Lewis shares how the app works, noting: “The app takes students from Brooklyn, past the moon, toward the sun, and then eventually to Mars where they can view actual satellite imagery from the Curiosity Rover.” Tandon Vision is narrated by Industry Professor of General Engineering Gunter Georgi who formerly worked on NASA’s Apollo Lunar Module, and who also leads a required course for first-year students. Lewis continues, “The app is a great way to let students know about our Integrated Digital Media program, our robotics club, and also to introduce them to Professor Georgi whom they’ll meet in their first months on campus.”
Tandon Vision was first shared with admitted students for the class of 2020. Shortly after receiving their acceptance emails, students also received a package in the mail with a Tandon-branded Google Cardboard with instructions on how to download the app. “The Cardboards are sent as a way to welcome students to campus, to explain how faculty and students work with VR, and to showcase the different types of research we do here,” Lewis says.
Battersby continues, “Our VR apps let students experience part of the school that they may not see during a tour or a short visit. It really gives them a sense of what it’s like to be a student at Tandon.”
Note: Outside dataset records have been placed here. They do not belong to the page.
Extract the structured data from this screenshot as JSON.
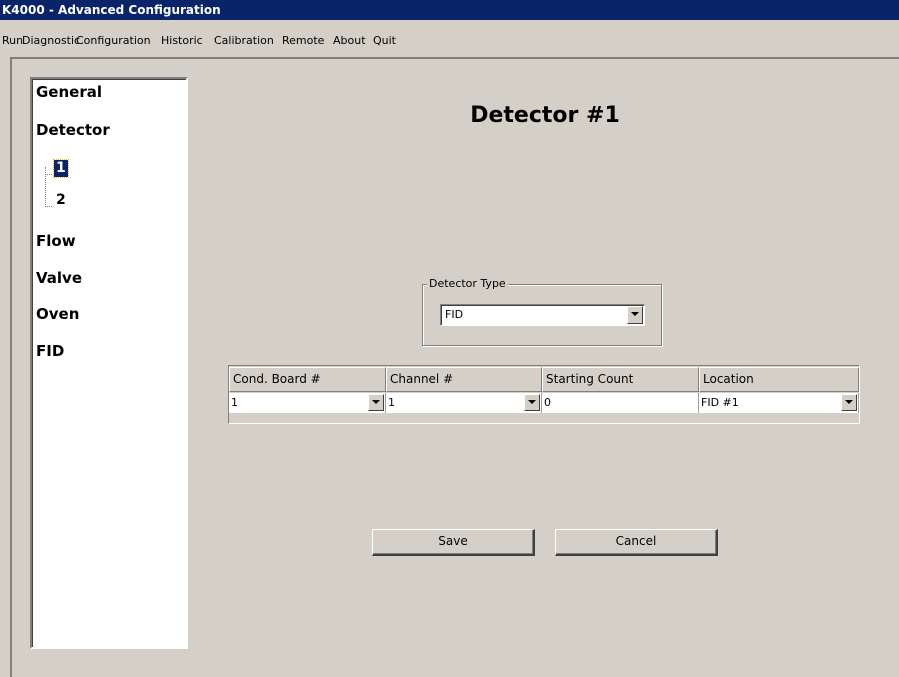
{
  "window": {
    "title": "K4000 - Advanced Configuration"
  },
  "menu": [
    "Run",
    "Diagnostic",
    "Configuration",
    "Historic",
    "Calibration",
    "Remote",
    "About",
    "Quit"
  ],
  "tree": {
    "general": "General",
    "detector": "Detector",
    "detector_children": [
      "1",
      "2"
    ],
    "selected_child": "1",
    "flow": "Flow",
    "valve": "Valve",
    "oven": "Oven",
    "fid": "FID"
  },
  "page_title": "Detector #1",
  "detector_type": {
    "label": "Detector Type",
    "value": "FID"
  },
  "grid": {
    "columns": [
      "Cond. Board #",
      "Channel #",
      "Starting Count",
      "Location"
    ],
    "row": [
      "1",
      "1",
      "0",
      "FID #1"
    ]
  },
  "buttons": {
    "save": "Save",
    "cancel": "Cancel"
  }
}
More VR apps directed at female recruitment
Based on positive feedback on Tandon Vision from incoming students, current students, and faculty, Lewis, Battersby, and Skwarek were asked to create a second VR app—and then a third. This time, they were able to be more specific with their goals, and they chose to focus on attracting more women to the school.
To do this, they designed the second VR app, Tandon Research Lab, around the research of a female mechanical engineer. And for their third app, Tandon Makerspace, they chose to focus on Tandon’s fully-equipped fabrication lab, which tended to have higher usage among male students. “We wanted to introduce equipment like our 3D printers and laser cutters to students before they arrived on campus to lower the access barrier. We wanted all students—especially women—to feel comfortable with the space and equipment.”
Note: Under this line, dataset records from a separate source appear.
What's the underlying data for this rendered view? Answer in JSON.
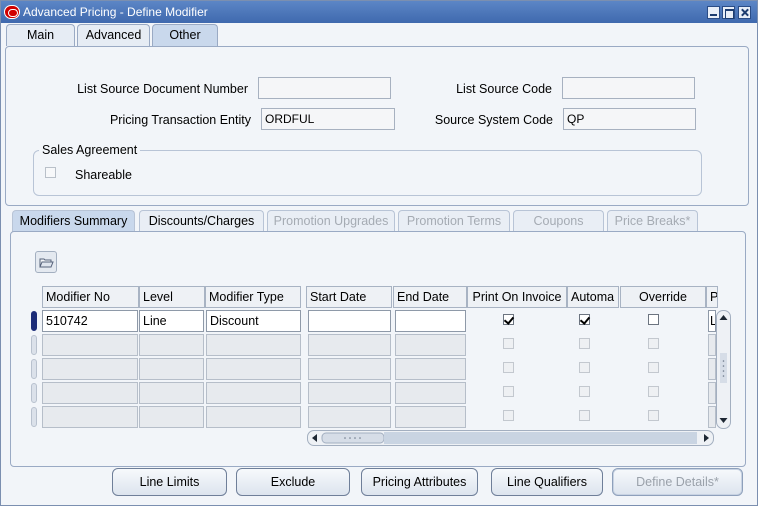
{
  "window": {
    "title": "Advanced Pricing - Define Modifier"
  },
  "top_tabs": [
    {
      "label": "Main"
    },
    {
      "label": "Advanced"
    },
    {
      "label": "Other"
    }
  ],
  "fields": {
    "list_source_document_number": {
      "label": "List Source Document Number",
      "value": ""
    },
    "list_source_code": {
      "label": "List Source Code",
      "value": ""
    },
    "pricing_transaction_entity": {
      "label": "Pricing Transaction Entity",
      "value": "ORDFUL"
    },
    "source_system_code": {
      "label": "Source System Code",
      "value": "QP"
    }
  },
  "sales_agreement": {
    "title": "Sales Agreement",
    "shareable_label": "Shareable"
  },
  "bottom_tabs": [
    {
      "label": "Modifiers Summary"
    },
    {
      "label": "Discounts/Charges"
    },
    {
      "label": "Promotion Upgrades"
    },
    {
      "label": "Promotion Terms"
    },
    {
      "label": "Coupons"
    },
    {
      "label": "Price Breaks*"
    }
  ],
  "table": {
    "columns": [
      "Modifier No",
      "Level",
      "Modifier Type",
      "Start Date",
      "End Date",
      "Print On Invoice",
      "Automa",
      "Override",
      "P"
    ],
    "rows": [
      {
        "modifier_no": "510742",
        "level": "Line",
        "modifier_type": "Discount",
        "start_date": "",
        "end_date": "",
        "print_on_invoice": true,
        "automatic": true,
        "override": false,
        "p": "L"
      }
    ]
  },
  "buttons": {
    "line_limits": "Line Limits",
    "exclude": "Exclude",
    "pricing_attributes": "Pricing Attributes",
    "line_qualifiers": "Line Qualifiers",
    "define_details": "Define Details*"
  },
  "colors": {
    "titlebar": "#4a74b8",
    "active_tab": "#c9d8ec",
    "row_indicator": "#1c2c78"
  },
  "icons": [
    "oracle-icon",
    "minimize-icon",
    "maximize-icon",
    "close-icon",
    "folder-icon",
    "scroll-up-icon",
    "scroll-down-icon",
    "scroll-left-icon",
    "scroll-right-icon"
  ]
}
Lewis shares, “We intentionally added subtle elements to these apps such as women in the labs, a female student voiceover, and female faculty members to help women feel comfortable with our school. We thought that giving them those female images before even stepping on campus would be powerful.”
Virtual reality a real success for Tandon’s recruitment
The team’s effort to increase women’s interest in the program is working. In 2017, 45% of admitted students and 40% of enrolled freshmen were women. Between 2017 and 2018, Tandon also saw a 14% jump in women’s applications and women made up 49% of admitted students. (Nationally, women earned just under 21% of engineering bachelor’s degrees in 2016.)
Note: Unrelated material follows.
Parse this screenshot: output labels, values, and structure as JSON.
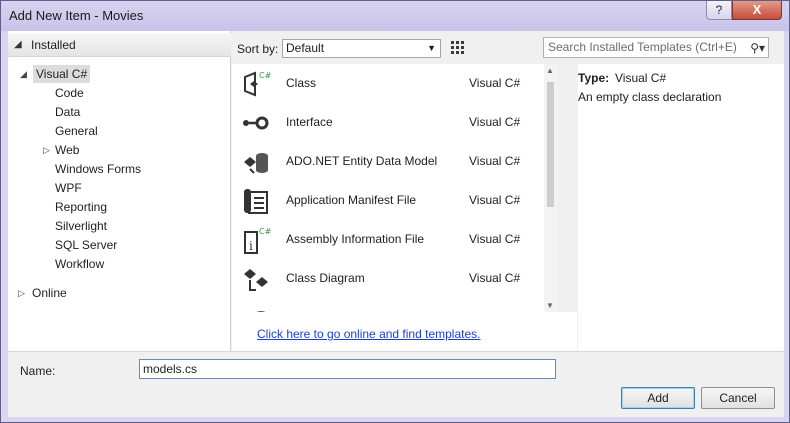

As to why the school finds VR such a great recruiting tool for women in particular, it’s a matter of the past—and the future. Battersby explains, “With chemistry, physics, any of the other more established engineering fields, when you look back in the textbooks or read about past groundbreaking discoveries—it’s more than likely to be about men—or at least credited to men. And what's great about VR is that it gives us a new medium for women to truly own their story."
VR and more are in Tandon’s future
The school is also brimming with other future plans for VR and related technologies. They're in the process of creating an AR app, they're partnering with the City of New York on a VR accelerator, and they’re also looking to use Tour Creator to allow students to create tours their ten favorite spots on campus.
Battersby shares, “Right now we're telling a lot of the faculty story and we're just sharing some of the student story. What we really want is for our students to tell us what they think about being here at Tandon. What do they like? What did they not expect? We're encouraging our students to use Tour Creator to create tours about their major, a day in the life, or their internships. For us, that’s really exciting.”